Sometimes you get one maybe two limpers.
The way this plays out is very different then online, you can't use that as a base line for your live opens. Live players like to see more flops and more of the play is post flop. This is generally true of both bad and good players, though for entirely different reasons.
Quote:
Originally Posted by Yeodan
Do we just overlimp when we know there is very little chance to get any of them out preflop?
Do we try to find an amount to raise that will make them fold most of the time?
A bit of both, you need to find what raise size works for the table and how it's plays in general and then work from there. I have been at 1/2 tables where $5 was enough to clear the field, I've also been at ones where $20 wasn't enough. That kind of disparity forces you to adjust your opening and limping ranges, sizes and general play style to the situation.
Quote:
Originally Posted by Yeodan
Do we really wanna make the pot this big with AJo? I'm guessing yes, since they are calling with worse hands often enough.

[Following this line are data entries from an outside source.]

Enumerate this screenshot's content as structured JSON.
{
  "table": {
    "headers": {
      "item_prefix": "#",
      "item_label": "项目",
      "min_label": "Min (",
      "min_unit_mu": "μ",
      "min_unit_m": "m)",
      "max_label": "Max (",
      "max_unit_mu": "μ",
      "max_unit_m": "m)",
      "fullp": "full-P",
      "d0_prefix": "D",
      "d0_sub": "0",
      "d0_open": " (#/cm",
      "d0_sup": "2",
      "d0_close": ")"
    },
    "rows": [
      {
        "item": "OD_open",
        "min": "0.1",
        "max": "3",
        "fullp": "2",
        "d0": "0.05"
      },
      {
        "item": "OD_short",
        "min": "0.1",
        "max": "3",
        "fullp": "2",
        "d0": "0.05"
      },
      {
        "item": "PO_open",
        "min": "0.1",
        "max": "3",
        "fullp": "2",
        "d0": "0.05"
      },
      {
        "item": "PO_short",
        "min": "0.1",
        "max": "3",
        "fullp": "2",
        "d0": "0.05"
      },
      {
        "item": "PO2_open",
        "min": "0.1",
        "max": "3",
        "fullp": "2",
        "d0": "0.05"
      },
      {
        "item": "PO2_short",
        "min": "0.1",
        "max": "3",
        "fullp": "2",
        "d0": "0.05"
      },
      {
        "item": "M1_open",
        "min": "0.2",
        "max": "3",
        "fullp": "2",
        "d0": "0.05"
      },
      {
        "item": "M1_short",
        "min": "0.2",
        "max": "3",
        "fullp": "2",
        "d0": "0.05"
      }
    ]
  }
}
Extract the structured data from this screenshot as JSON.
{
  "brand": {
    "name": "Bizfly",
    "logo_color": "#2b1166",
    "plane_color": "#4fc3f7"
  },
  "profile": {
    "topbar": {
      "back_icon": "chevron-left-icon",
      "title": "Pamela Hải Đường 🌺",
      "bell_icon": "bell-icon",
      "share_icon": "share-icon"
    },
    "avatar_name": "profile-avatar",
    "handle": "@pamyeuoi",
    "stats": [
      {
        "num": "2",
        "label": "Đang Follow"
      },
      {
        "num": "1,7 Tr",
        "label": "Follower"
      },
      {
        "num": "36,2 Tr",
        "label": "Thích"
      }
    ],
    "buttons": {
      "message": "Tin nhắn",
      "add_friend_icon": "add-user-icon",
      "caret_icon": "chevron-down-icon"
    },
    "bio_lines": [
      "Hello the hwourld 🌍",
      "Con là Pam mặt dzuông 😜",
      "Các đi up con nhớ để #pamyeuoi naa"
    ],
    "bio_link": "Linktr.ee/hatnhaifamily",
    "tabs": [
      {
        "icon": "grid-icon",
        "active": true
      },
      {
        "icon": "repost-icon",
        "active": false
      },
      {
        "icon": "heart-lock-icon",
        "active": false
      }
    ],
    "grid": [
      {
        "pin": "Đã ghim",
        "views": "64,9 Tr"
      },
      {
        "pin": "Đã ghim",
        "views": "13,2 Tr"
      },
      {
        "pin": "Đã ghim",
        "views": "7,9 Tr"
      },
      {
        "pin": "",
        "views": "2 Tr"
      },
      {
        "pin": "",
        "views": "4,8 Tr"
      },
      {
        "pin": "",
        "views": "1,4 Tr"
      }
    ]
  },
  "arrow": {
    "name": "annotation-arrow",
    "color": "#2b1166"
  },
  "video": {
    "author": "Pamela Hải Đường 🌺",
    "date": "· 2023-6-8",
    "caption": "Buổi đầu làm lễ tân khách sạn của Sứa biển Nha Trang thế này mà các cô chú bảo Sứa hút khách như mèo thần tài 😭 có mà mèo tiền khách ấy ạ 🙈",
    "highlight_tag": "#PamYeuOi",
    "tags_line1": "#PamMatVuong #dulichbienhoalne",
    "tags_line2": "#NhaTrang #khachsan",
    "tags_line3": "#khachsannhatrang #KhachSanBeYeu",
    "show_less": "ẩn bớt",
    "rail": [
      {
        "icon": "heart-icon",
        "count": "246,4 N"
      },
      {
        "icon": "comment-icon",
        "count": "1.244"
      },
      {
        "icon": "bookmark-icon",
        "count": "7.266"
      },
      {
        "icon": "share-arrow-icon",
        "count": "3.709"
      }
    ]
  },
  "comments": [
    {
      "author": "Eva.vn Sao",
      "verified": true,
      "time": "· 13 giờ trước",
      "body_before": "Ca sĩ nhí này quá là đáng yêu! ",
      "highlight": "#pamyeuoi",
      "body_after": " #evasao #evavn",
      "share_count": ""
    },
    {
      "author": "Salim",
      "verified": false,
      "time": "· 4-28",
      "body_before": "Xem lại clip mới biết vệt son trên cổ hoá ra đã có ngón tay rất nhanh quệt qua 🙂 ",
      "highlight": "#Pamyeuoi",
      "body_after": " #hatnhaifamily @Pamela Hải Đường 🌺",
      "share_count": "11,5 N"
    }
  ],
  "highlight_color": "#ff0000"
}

That depends. One of the key things to watch for at 1/2 and 1/3 is how many people habitually limp/call with AK/AQ and how weak of AX hands they play. AJo/ATo falls into a weird situation where it generally isn't worth playing at all if the situation isn't such that you can raise. Your one pairs won't be good often enough, if you catch two pair somebody is likely to have a good straight draw and you won't make a straight enough.
Quote:
Originally Posted by Yeodan
What types of hands do we wanna blow up the pot with?
I'm guessing strong hands like AT+, 99+, lots of broadways?
The general idea is hands that are likely to win on their own or win when you hit top pair. You have the right idea but you need to adjust your range on the fly. It's really a ratio of preflop betting size vs typical stack sizes. When SPR will be really small AQ+/JJ+ and some face card suited connectors is about it for your value range. As the table gets tighter and you can use smaller bets you can open that up. At the wider end something like 77+, A9s+, AJo+, suited face cards and KQo. But even that has to be tweaked further, particularly how many hands you can take down with c-bets and bluff at later in the hand.
Quote:
Originally Posted by Yeodan
Aren't we turning our hands face up here too often?
Probably doesn't matter against the limp fishies?
At tables where you need to open big yes. Against the fish it won't matter much but a dangerous situation arises sometimes when you have one or two other competent players in a group of fish. The better players start getting into weird metagame bluffs against each other. They know their ranges are strong so reraises should be super strong, so reraises are mostly folded too but that obviously opens up the door for some bluffs in seemingly absurd situations.
Quote:
Originally Posted by Yeodan
The real issue here is having all (4 in this case) call, severely hurting your chances to win post-flop and putting you at risk for the rest of your stack since you raised to 8BB early, got called by 4 players and the pot is now 40BB.
Games where people will call stupid sized bets preflop are high profit but also high variance. It's just something you have to live with. This sort of situation is why avoiding hands like AJ/AT is often a good idea, you don't want situations where you flop top pair and don't like your hand.